Лена робко посмотрела ему в глаза, и ее щеки налились пунцовой краской. Ответ был понятен без слов.
– Не подумай, пожалуйста, что я пьющий, – окрыленный первым успехом, продолжал разговор в танце Александр, уже перейдя на более близкое "ты", – это я для храбрости немного употребил, а так, в общем-то, только по праздникам, особым случаям. К спорту больше тянет. Когда-то в школе имел первый юношеский по бегу на длинные дистанции. Теперь, правда, забросил: работа, быт заедает… Представляешь, от меня ушла жена. До сих пор, честно говоря, поверить не могу. Я, видите ли, был для нее лишь предметом мести.

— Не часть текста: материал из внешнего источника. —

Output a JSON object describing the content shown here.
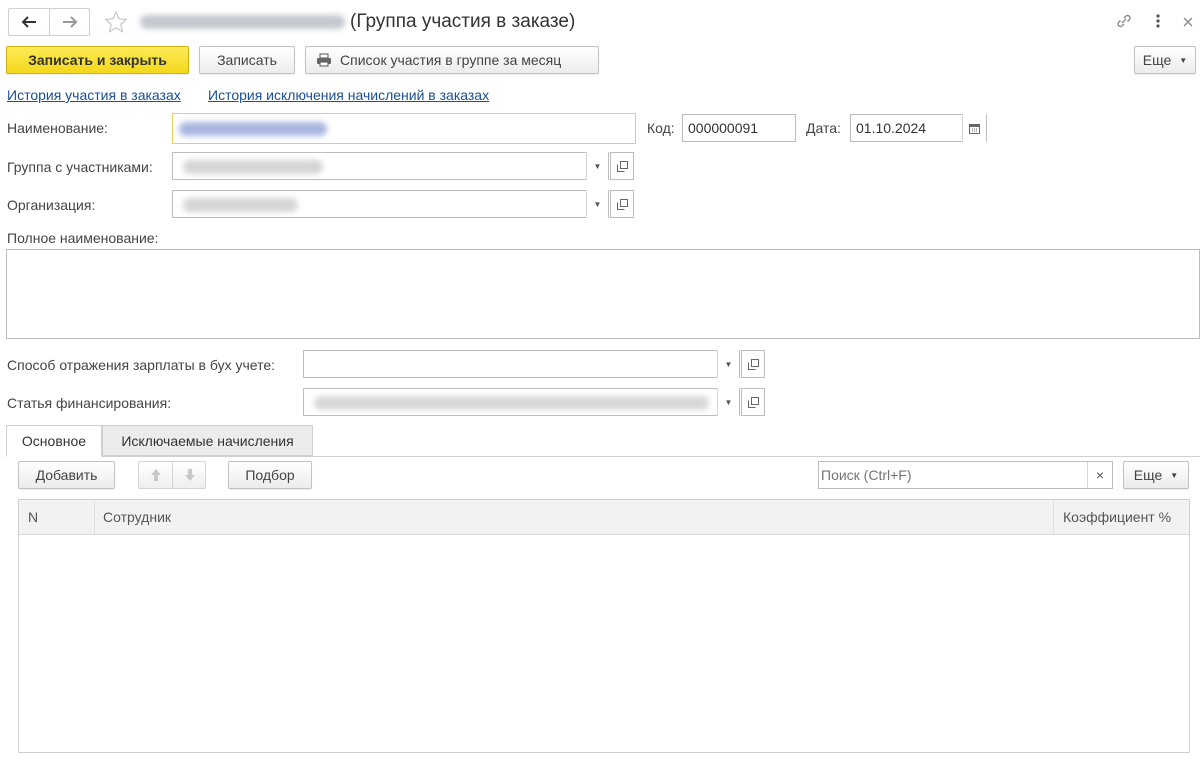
{
  "window": {
    "title_suffix": "(Группа участия в заказе)",
    "back_icon": "arrow-left-icon",
    "forward_icon": "arrow-right-icon",
    "favorite_icon": "star-icon",
    "link_icon": "link-icon",
    "menu_icon": "more-vertical-icon",
    "close_icon": "close-icon"
  },
  "toolbar": {
    "save_close_label": "Записать и закрыть",
    "save_label": "Записать",
    "print_list_label": "Список участия в группе за месяц",
    "more_label": "Еще"
  },
  "links": {
    "history_participation": "История участия в заказах",
    "history_exclusion": "История исключения начислений в заказах"
  },
  "form": {
    "name_label": "Наименование:",
    "code_label": "Код:",
    "code_value": "000000091",
    "date_label": "Дата:",
    "date_value": "01.10.2024",
    "group_label": "Группа с участниками:",
    "org_label": "Организация:",
    "full_name_label": "Полное наименование:",
    "salary_method_label": "Способ отражения зарплаты в бух учете:",
    "finance_item_label": "Статья финансирования:"
  },
  "tabs": [
    {
      "label": "Основное",
      "active": true
    },
    {
      "label": "Исключаемые начисления",
      "active": false
    }
  ],
  "table_toolbar": {
    "add_label": "Добавить",
    "pick_label": "Подбор",
    "search_placeholder": "Поиск (Ctrl+F)",
    "clear_icon": "×",
    "more_label": "Еще"
  },
  "table": {
    "columns": [
      "N",
      "Сотрудник",
      "Коэффициент %"
    ],
    "rows": []
  },
  "colors": {
    "primary_button": "#f5d824",
    "link": "#1a4f96",
    "active_field_border": "#e8cf5a"
  }
}
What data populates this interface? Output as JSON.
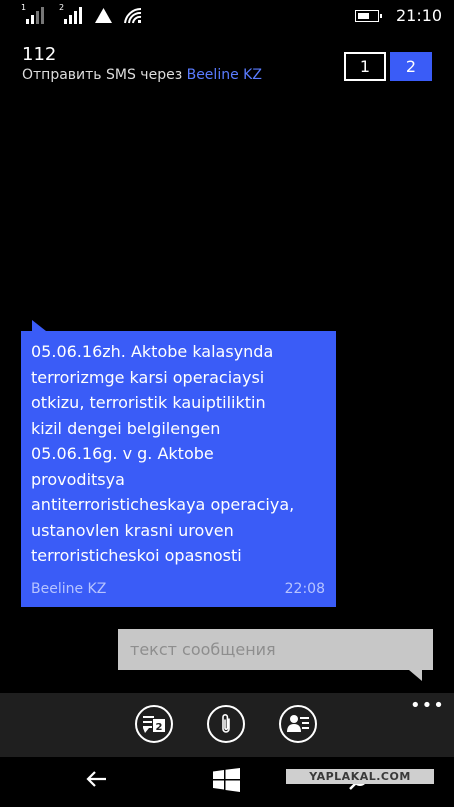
{
  "status_bar": {
    "sim1_label": "1",
    "sim2_label": "2",
    "battery_level": 0.6,
    "time": "21:10"
  },
  "header": {
    "contact_number": "112",
    "send_via_prefix": "Отправить SMS через",
    "carrier": "Beeline KZ",
    "sim_options": [
      "1",
      "2"
    ],
    "active_sim": "2"
  },
  "message": {
    "lines": [
      "05.06.16zh. Aktobe kalasynda",
      "terrorizmge karsi operaciaysi",
      "otkizu, terroristik kauiptiliktin",
      "kizil dengei belgilengen",
      "05.06.16g. v g. Aktobe",
      "provoditsya",
      "antiterroristicheskaya operaciya,",
      "ustanovlen krasni uroven",
      "terroristicheskoi opasnosti"
    ],
    "sender": "Beeline KZ",
    "time": "22:08"
  },
  "compose": {
    "placeholder": "текст сообщения",
    "value": ""
  },
  "app_bar": {
    "sim_button_badge": "2",
    "more_label": "•••"
  },
  "watermark": "YAPLAKAL.COM",
  "colors": {
    "accent": "#3a5cf7",
    "background": "#000000",
    "compose_bg": "#c7c7c7",
    "appbar_bg": "#1f1f1f",
    "carrier_link": "#5a7cff"
  }
}
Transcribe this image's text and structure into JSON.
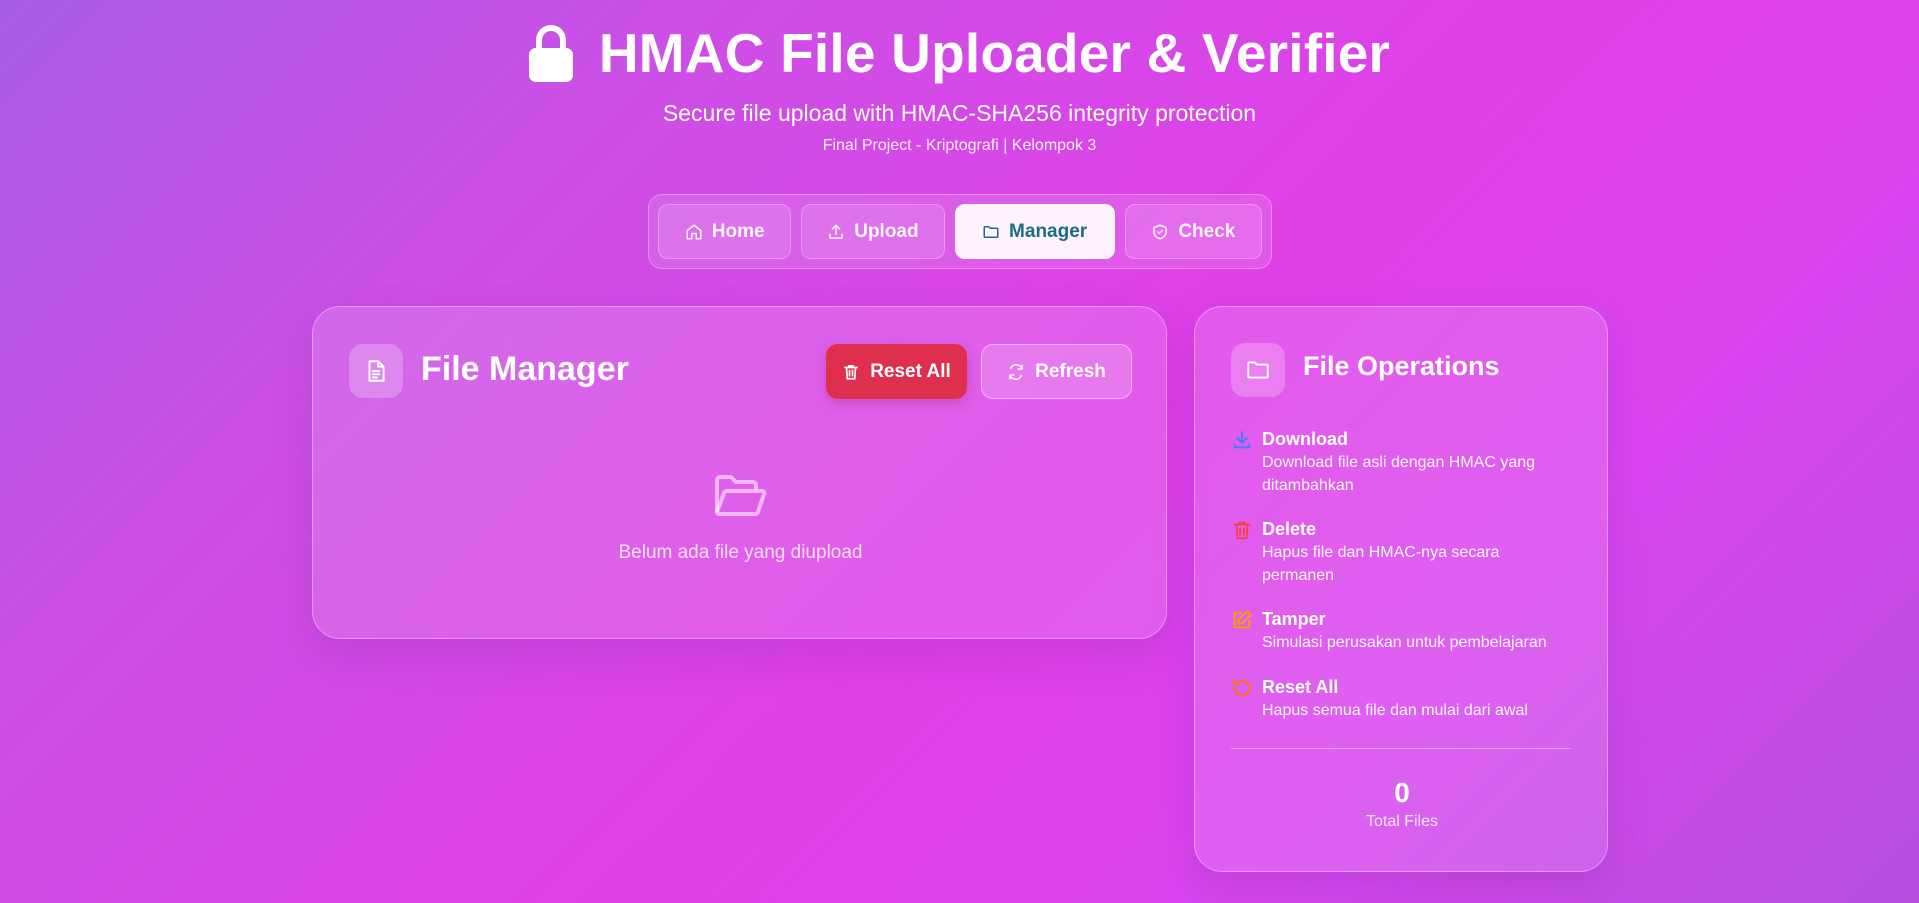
{
  "header": {
    "title": "HMAC File Uploader & Verifier",
    "subtitle": "Secure file upload with HMAC-SHA256 integrity protection",
    "course": "Final Project - Kriptografi | Kelompok 3",
    "icon": "lock-icon"
  },
  "nav": {
    "tabs": [
      {
        "label": "Home",
        "icon": "home-icon",
        "active": false
      },
      {
        "label": "Upload",
        "icon": "upload-icon",
        "active": false
      },
      {
        "label": "Manager",
        "icon": "folder-icon",
        "active": true
      },
      {
        "label": "Check",
        "icon": "shield-check-icon",
        "active": false
      }
    ]
  },
  "file_manager": {
    "title": "File Manager",
    "reset_label": "Reset All",
    "refresh_label": "Refresh",
    "empty_text": "Belum ada file yang diupload"
  },
  "operations": {
    "title": "File Operations",
    "items": [
      {
        "title": "Download",
        "desc": "Download file asli dengan HMAC yang ditambahkan",
        "icon": "download-icon",
        "color": "#3b82f6"
      },
      {
        "title": "Delete",
        "desc": "Hapus file dan HMAC-nya secara permanen",
        "icon": "trash-icon",
        "color": "#ef4444"
      },
      {
        "title": "Tamper",
        "desc": "Simulasi perusakan untuk pembelajaran",
        "icon": "edit-icon",
        "color": "#f59e0b"
      },
      {
        "title": "Reset All",
        "desc": "Hapus semua file dan mulai dari awal",
        "icon": "reset-icon",
        "color": "#f97316"
      }
    ],
    "total_count": "0",
    "total_label": "Total Files"
  },
  "colors": {
    "accent_active_text": "#1e6b86",
    "danger": "#de2f4f"
  }
}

– Это как? – впервые заговорила Лена. Ей было интересно его слушать.
– Она, как потом выяснилось, любила вовсе не меня – другого человека. Но тот человек ушел к новой знакомой. Вот она, будущая моя половина, от злости и отчаянья решила ему доказать, что и без него может устроить собственную судьбу, то есть согласилась стать моей женой. А вскоре он снова поманил ее, и она охотно отозвалась, благо детей мы еще не успели завести. Она все откладывала, откладывала, будто чувствовала и знала наперед, чем наши отношения закончатся. В результате, как видишь, оказался я третьим лишним… Давай с тобой подружимся, а?! Тебя, кстати, не смущает наша разница в возрасте?

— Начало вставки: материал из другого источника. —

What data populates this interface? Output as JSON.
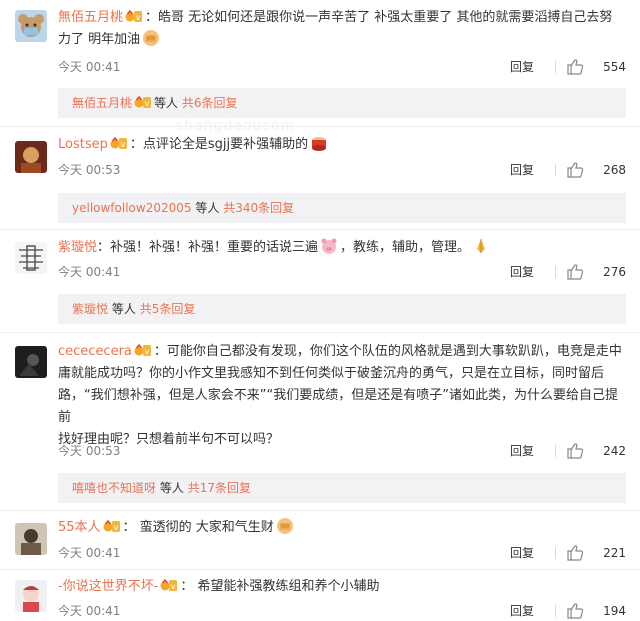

Конечно, возрастной барьер поначалу сказывался на их отношениях, но постепенно Лена все больше и больше привыкала к нему, и даже порой казалось ей, что жизнь без этого парня немыслима. Ее юное, отзывчивое сердце с пониманием, сочувствием и жалостью отнеслось к тому, что он поведал о себе в первый же день их знакомства. И захотелось хоть немножко унять его тревоги, помочь поверить в доброе, вечное, захотелось стать ему нужной. Саша был несказанно благодарен этой девушке, она полностью овладела его помыслами, чувствами, поступками. Днями в качестве токаря трубил на заводе, а вечерами мчался к ней на свидания. Они посетили все кинотеатры, которые были в городе, исходили десятки, а может, и сотни километров асфальтированных дорожек под луной, выезжали в лес на пикник, даже ради интереса посетили несколько раз забегаловки – пристанище для алкашей, где в густом табачном дыму потягивали дешевый портвейн и весело смеялись о чем-то своем.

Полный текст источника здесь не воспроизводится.